Services - Mediation
At a Glance
A professional mediator acts as a qualified but neutral third party to help litigants reach an agreeable solution in a private and confidential venue. Each party participates with the assistance of legal counsel.
A Professional Mediator:
- Listens to both sides of the case
- Clarifies arguments
- Offers suggestions
- Provides perspective about the law and different approaches to resolve conflicts
A Mediator DOES NOT:
- Offer legal advice, counseling or therapy
- Explain which options are in your best interest
- Render a verdict
- Prepare legal documents, including court orders
Who it’s for
- Creating parenting plans or changes to existing plans
- Resolving violations of a plan or other court order
- Parent relocation involving a child
- Dissolution terms (temporary or final), division of assets, debts, timing, retirement/elder care planning or quadro concerns
- Child support (establishment, adjustment or modification)
- LGBTQ or Intimate Committed Relationship cases
- Military divorces or parenting disputes
- Paternity or De facto parentage cases
- Third party non-parent cases
Financial and property disputes:
- Property damage and repairs, sale or transfer of real property
- Complex property and business distribution
- Tax or Medicare implications of structured settlements
How does Mediation differ from going to court?
Mediation is the least adversarial method to resolve a dispute. The process invites both parties to discuss options and find solutions in a confidential setting. Most mediation sessions can be accomplished in a few hours, with little down time like waiting hours in a courtroom for a few minutes with the judge.

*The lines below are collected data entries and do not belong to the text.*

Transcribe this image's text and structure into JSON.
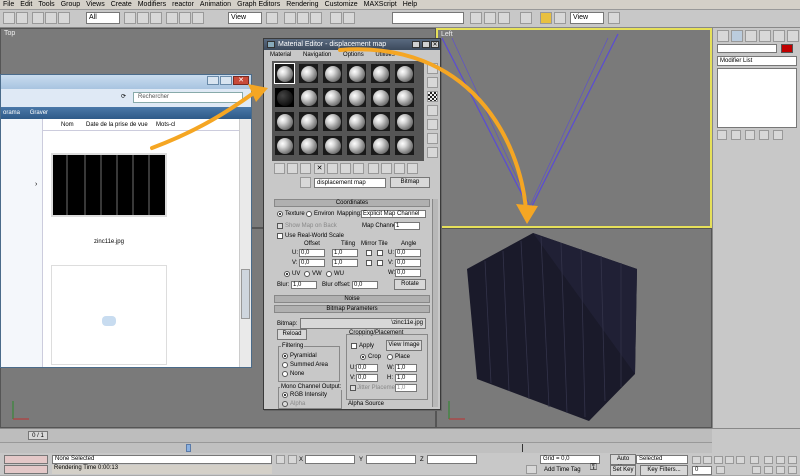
{
  "menu": [
    "File",
    "Edit",
    "Tools",
    "Group",
    "Views",
    "Create",
    "Modifiers",
    "reactor",
    "Animation",
    "Graph Editors",
    "Rendering",
    "Customize",
    "MAXScript",
    "Help"
  ],
  "toolbar": {
    "selection_filter": "All",
    "ref_coord": "View",
    "ref_coord2": "View"
  },
  "viewports": {
    "top_label": "Top",
    "left_label": "Left"
  },
  "command_panel": {
    "modifier_list": "Modifier List"
  },
  "explorer": {
    "search_placeholder": "Rechercher",
    "toolbar_left": "orama",
    "toolbar_burn": "Graver",
    "col_name": "Nom",
    "col_date": "Date de la prise de vue",
    "col_tags": "Mots-cl",
    "file_name": "zinc11e.jpg"
  },
  "material_editor": {
    "title": "Material Editor - displacement map",
    "menu": [
      "Material",
      "Navigation",
      "Options",
      "Utilities"
    ],
    "map_name": "displacement map",
    "map_type": "Bitmap",
    "coordinates": {
      "header": "Coordinates",
      "texture": "Texture",
      "environ": "Environ",
      "mapping_label": "Mapping:",
      "mapping_value": "Explicit Map Channel",
      "show_map_on_back": "Show Map on Back",
      "map_channel_label": "Map Channel:",
      "map_channel_value": "1",
      "use_real_world": "Use Real-World Scale",
      "offset": "Offset",
      "tiling": "Tiling",
      "mirror_tile": "Mirror Tile",
      "angle": "Angle",
      "u_label": "U:",
      "v_label": "V:",
      "w_label": "W:",
      "u_offset": "0,0",
      "v_offset": "0,0",
      "u_tiling": "1,0",
      "v_tiling": "1,0",
      "u_angle": "0,0",
      "v_angle": "0,0",
      "w_angle": "0,0",
      "uv": "UV",
      "vw": "VW",
      "wu": "WU",
      "blur_label": "Blur:",
      "blur_value": "1,0",
      "blur_offset_label": "Blur offset:",
      "blur_offset_value": "0,0",
      "rotate": "Rotate"
    },
    "noise_header": "Noise",
    "bitmap_params": {
      "header": "Bitmap Parameters",
      "bitmap_label": "Bitmap:",
      "bitmap_path": "\\zinc11e.jpg",
      "reload": "Reload",
      "cropping": "Cropping/Placement",
      "apply": "Apply",
      "view_image": "View Image",
      "crop": "Crop",
      "place": "Place",
      "u_label": "U:",
      "v_label": "V:",
      "w_label": "W:",
      "h_label": "H:",
      "u": "0,0",
      "v": "0,0",
      "w": "1,0",
      "h": "1,0",
      "jitter": "Jitter Placement:",
      "jitter_value": "1,0",
      "filtering": "Filtering",
      "pyramidal": "Pyramidal",
      "summed_area": "Summed Area",
      "none": "None",
      "mono_output": "Mono Channel Output:",
      "rgb_intensity": "RGB Intensity",
      "alpha": "Alpha",
      "alpha_source": "Alpha Source"
    }
  },
  "status": {
    "frame": "0 / 1",
    "none_selected": "None Selected",
    "rendering_time": "Rendering Time  0:00:13",
    "x_label": "X",
    "y_label": "Y",
    "z_label": "Z",
    "grid": "Grid = 0,0",
    "add_time_tag": "Add Time Tag",
    "auto_key": "Auto Key",
    "selected": "Selected",
    "set_key": "Set Key",
    "key_filters": "Key Filters...",
    "frame_spinner": "0"
  },
  "colors": {
    "arrow": "#f5a623",
    "viewport_active": "#e6e05a",
    "wire": "#5a4bd6",
    "box": "#1a1a2a"
  }
}
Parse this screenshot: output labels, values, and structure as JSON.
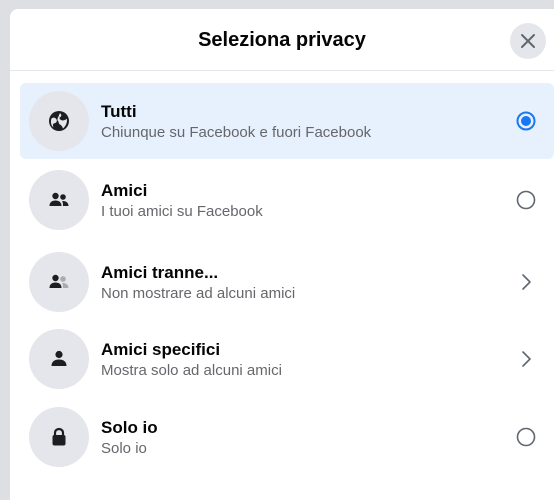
{
  "dialog": {
    "title": "Seleziona privacy",
    "close_icon": "close-icon"
  },
  "options": [
    {
      "title": "Tutti",
      "subtitle": "Chiunque su Facebook e fuori Facebook",
      "icon": "globe-icon",
      "control": "radio",
      "selected": true
    },
    {
      "title": "Amici",
      "subtitle": "I tuoi amici su Facebook",
      "icon": "friends-icon",
      "control": "radio",
      "selected": false
    },
    {
      "title": "Amici tranne...",
      "subtitle": "Non mostrare ad alcuni amici",
      "icon": "friends-except-icon",
      "control": "chevron",
      "selected": false
    },
    {
      "title": "Amici specifici",
      "subtitle": "Mostra solo ad alcuni amici",
      "icon": "person-icon",
      "control": "chevron",
      "selected": false
    },
    {
      "title": "Solo io",
      "subtitle": "Solo io",
      "icon": "lock-icon",
      "control": "radio",
      "selected": false
    }
  ],
  "colors": {
    "accent": "#1877f2",
    "selected_bg": "#e7f0fd",
    "icon_bg": "#e4e6eb",
    "icon_fg": "#1c1e21",
    "secondary_text": "#65676b"
  }
}
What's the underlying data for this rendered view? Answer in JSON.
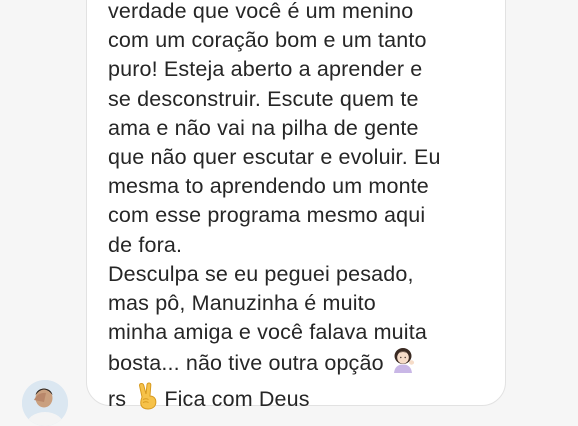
{
  "message": {
    "lines": [
      "verdade que você é um menino",
      "com um coração bom e um tanto",
      "puro! Esteja aberto a aprender e",
      "se desconstruir. Escute quem te",
      "ama e não vai na pilha de gente",
      "que não quer escutar e evoluir. Eu",
      "mesma to aprendendo um monte",
      "com esse programa mesmo aqui",
      "de fora.",
      "Desculpa se eu peguei pesado,",
      "mas pô, Manuzinha é muito",
      "minha amiga e você falava muita",
      "bosta... não tive outra opção"
    ],
    "last_line_start": "rs",
    "last_line_end": "Fica com Deus",
    "emoji_woman_tipping_hand": "woman-tipping-hand-icon",
    "emoji_victory_hand": "victory-hand-icon"
  },
  "sender": {
    "avatar": "sender-avatar"
  },
  "colors": {
    "background": "#f6f6f6",
    "bubble": "#ffffff",
    "bubble_border": "#e2e2e2",
    "text": "#262626"
  }
}
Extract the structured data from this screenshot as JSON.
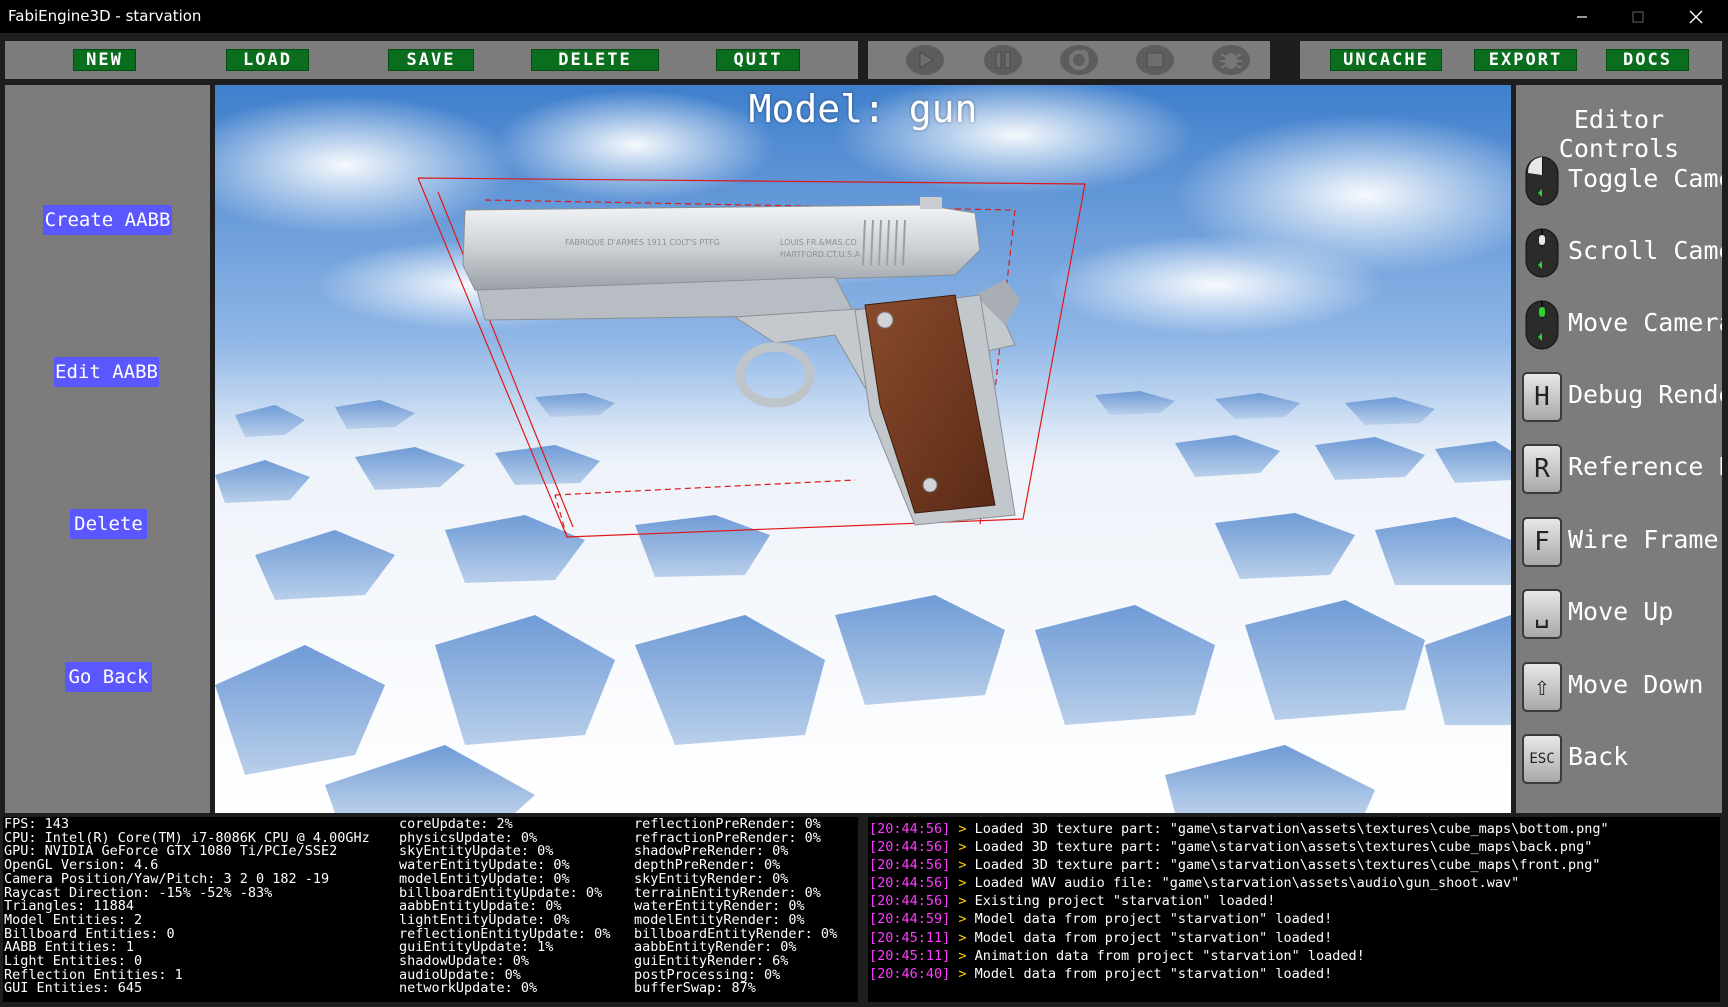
{
  "window": {
    "title": "FabiEngine3D - starvation",
    "controls": [
      "minimize-icon",
      "maximize-icon",
      "close-icon"
    ]
  },
  "menu": {
    "left": [
      "NEW",
      "LOAD",
      "SAVE",
      "DELETE",
      "QUIT"
    ],
    "playback_icons": [
      "play-icon",
      "pause-icon",
      "restart-icon",
      "stop-icon",
      "debug-bug-icon"
    ],
    "right": [
      "UNCACHE",
      "EXPORT",
      "DOCS"
    ]
  },
  "left_panel": {
    "buttons": [
      "Create AABB",
      "Edit AABB",
      "Delete",
      "Go Back"
    ]
  },
  "viewport": {
    "title": "Model: gun",
    "model_markings": [
      "FABRIQUE D'ARMES 1911 COLT'S PTFG",
      "LOUIS FR.&MAS.CO",
      "HARTFORD.CT.U.S.A"
    ]
  },
  "controls": {
    "title": "Editor Controls",
    "items": [
      {
        "icon": "mouse-left-click-icon",
        "label": "Toggle Camera"
      },
      {
        "icon": "mouse-scroll-icon",
        "label": "Scroll Camera"
      },
      {
        "icon": "mouse-middle-click-icon",
        "label": "Move Camera"
      },
      {
        "icon": "key-h-icon",
        "key": "H",
        "label": "Debug Render"
      },
      {
        "icon": "key-r-icon",
        "key": "R",
        "label": "Reference Box"
      },
      {
        "icon": "key-f-icon",
        "key": "F",
        "label": "Wire Frame"
      },
      {
        "icon": "key-space-icon",
        "key": "␣",
        "label": "Move Up"
      },
      {
        "icon": "key-shift-icon",
        "key": "⇧",
        "label": "Move Down"
      },
      {
        "icon": "key-esc-icon",
        "key": "ESC",
        "label": "Back"
      }
    ]
  },
  "stats": {
    "col1": [
      "FPS: 143",
      "CPU: Intel(R) Core(TM) i7-8086K CPU @ 4.00GHz",
      "GPU: NVIDIA GeForce GTX 1080 Ti/PCIe/SSE2",
      "OpenGL Version: 4.6",
      "Camera Position/Yaw/Pitch: 3 2 0 182 -19",
      "Raycast Direction: -15% -52% -83%",
      "Triangles: 11884",
      "Model Entities: 2",
      "Billboard Entities: 0",
      "AABB Entities: 1",
      "Light Entities: 0",
      "Reflection Entities: 1",
      "GUI Entities: 645"
    ],
    "col2": [
      "coreUpdate: 2%",
      "physicsUpdate: 0%",
      "skyEntityUpdate: 0%",
      "waterEntityUpdate: 0%",
      "modelEntityUpdate: 0%",
      "billboardEntityUpdate: 0%",
      "aabbEntityUpdate: 0%",
      "lightEntityUpdate: 0%",
      "reflectionEntityUpdate: 0%",
      "guiEntityUpdate: 1%",
      "shadowUpdate: 0%",
      "audioUpdate: 0%",
      "networkUpdate: 0%"
    ],
    "col3": [
      "reflectionPreRender: 0%",
      "refractionPreRender: 0%",
      "shadowPreRender: 0%",
      "depthPreRender: 0%",
      "skyEntityRender: 0%",
      "terrainEntityRender: 0%",
      "waterEntityRender: 0%",
      "modelEntityRender: 0%",
      "billboardEntityRender: 0%",
      "aabbEntityRender: 0%",
      "guiEntityRender: 6%",
      "postProcessing: 0%",
      "bufferSwap: 87%"
    ]
  },
  "console": [
    {
      "time": "[20:44:56]",
      "arrow": ">",
      "msg": "Loaded 3D texture part: \"game\\starvation\\assets\\textures\\cube_maps\\bottom.png\""
    },
    {
      "time": "[20:44:56]",
      "arrow": ">",
      "msg": "Loaded 3D texture part: \"game\\starvation\\assets\\textures\\cube_maps\\back.png\""
    },
    {
      "time": "[20:44:56]",
      "arrow": ">",
      "msg": "Loaded 3D texture part: \"game\\starvation\\assets\\textures\\cube_maps\\front.png\""
    },
    {
      "time": "[20:44:56]",
      "arrow": ">",
      "msg": "Loaded WAV audio file: \"game\\starvation\\assets\\audio\\gun_shoot.wav\""
    },
    {
      "time": "[20:44:56]",
      "arrow": ">",
      "msg": "Existing project \"starvation\" loaded!"
    },
    {
      "time": "[20:44:59]",
      "arrow": ">",
      "msg": "Model data from project \"starvation\" loaded!"
    },
    {
      "time": "[20:45:11]",
      "arrow": ">",
      "msg": "Model data from project \"starvation\" loaded!"
    },
    {
      "time": "[20:45:11]",
      "arrow": ">",
      "msg": "Animation data from project \"starvation\" loaded!"
    },
    {
      "time": "[20:46:40]",
      "arrow": ">",
      "msg": "Model data from project \"starvation\" loaded!"
    }
  ],
  "colors": {
    "menu_button": "#0a6e1e",
    "left_button": "#5b57ff",
    "panel_gray": "#7c7c7c",
    "console_time": "#ff3bff",
    "console_arrow": "#ffd400",
    "aabb_box": "#e01818"
  }
}
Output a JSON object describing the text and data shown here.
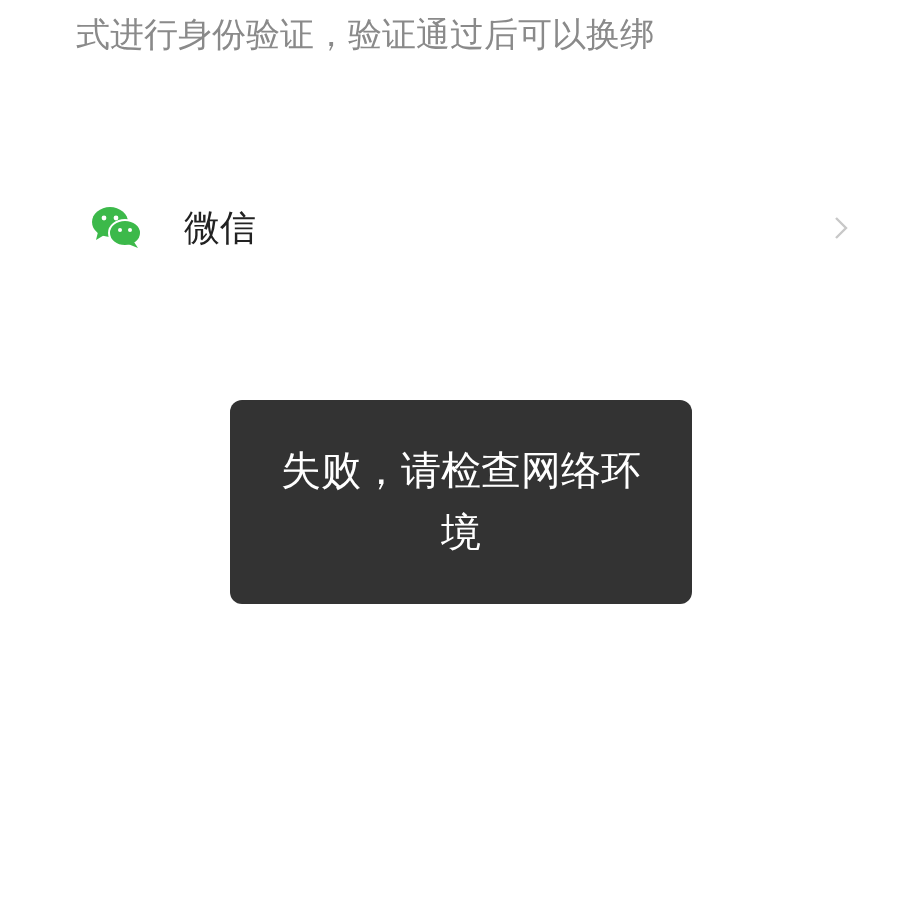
{
  "description": "式进行身份验证，验证通过后可以换绑",
  "options": [
    {
      "label": "微信"
    }
  ],
  "toast": {
    "message": "失败，请检查网络环境"
  }
}
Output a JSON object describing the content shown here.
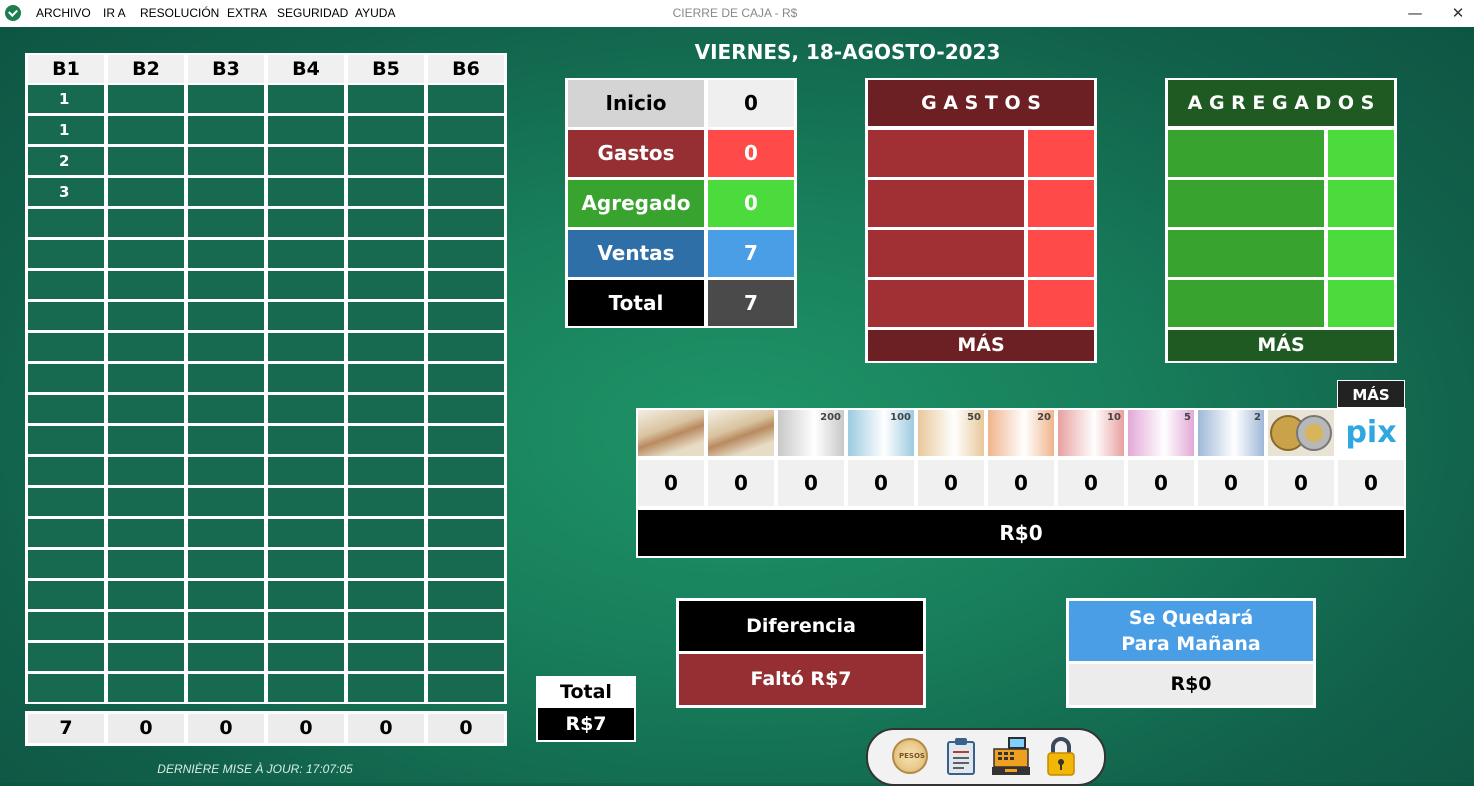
{
  "menu": {
    "items": [
      "ARCHIVO",
      "IR A",
      "RESOLUCIÓN",
      "EXTRA",
      "SEGURIDAD",
      "AYUDA"
    ],
    "window_title": "CIERRE DE CAJA - R$"
  },
  "window_controls": {
    "minimize": "—",
    "close": "✕"
  },
  "date": "VIERNES, 18-AGOSTO-2023",
  "b_grid": {
    "headers": [
      "B1",
      "B2",
      "B3",
      "B4",
      "B5",
      "B6"
    ],
    "b1_values": [
      "1",
      "1",
      "2",
      "3"
    ],
    "totals": [
      "7",
      "0",
      "0",
      "0",
      "0",
      "0"
    ]
  },
  "last_update": "DERNIÈRE MISE À JOUR: 17:07:05",
  "summary": {
    "rows": [
      {
        "label": "Inicio",
        "value": "0"
      },
      {
        "label": "Gastos",
        "value": "0"
      },
      {
        "label": "Agregado",
        "value": "0"
      },
      {
        "label": "Ventas",
        "value": "7"
      },
      {
        "label": "Total",
        "value": "7"
      }
    ]
  },
  "gastos": {
    "title": "G A S T O S",
    "more": "MÁS"
  },
  "agregados": {
    "title": "A G R E G A D O S",
    "more": "MÁS"
  },
  "money": {
    "more": "MÁS",
    "pix_label": "pix",
    "denominations": [
      "200",
      "100",
      "50",
      "20",
      "10",
      "5",
      "2"
    ],
    "counts": [
      "0",
      "0",
      "0",
      "0",
      "0",
      "0",
      "0",
      "0",
      "0",
      "0",
      "0"
    ],
    "total": "R$0"
  },
  "total_box": {
    "label": "Total",
    "value": "R$7"
  },
  "diferencia": {
    "label": "Diferencia",
    "value": "Faltó R$7"
  },
  "manana": {
    "label_line1": "Se Quedará",
    "label_line2": "Para Mañana",
    "value": "R$0"
  },
  "toolbar": {
    "coin_label": "PESOS"
  },
  "colors": {
    "gastos_dark": "#962f33",
    "gastos_light": "#ff4a4a",
    "agregado_dark": "#38a32e",
    "agregado_light": "#4cdb3c",
    "ventas_dark": "#2f6fa8",
    "ventas_light": "#4a9ee6"
  }
}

Courtroom litigation requires the parties to be adversaries and often reveals a “winner” and a “loser” when the judgment is rendered. Mediation helps both parties communicate openly and feel heard without the pressure of arguing in court before the general public.
Once an agreement is reached, attorneys for the litigants will prepare legal documents that reflect the decision and file it with the courts.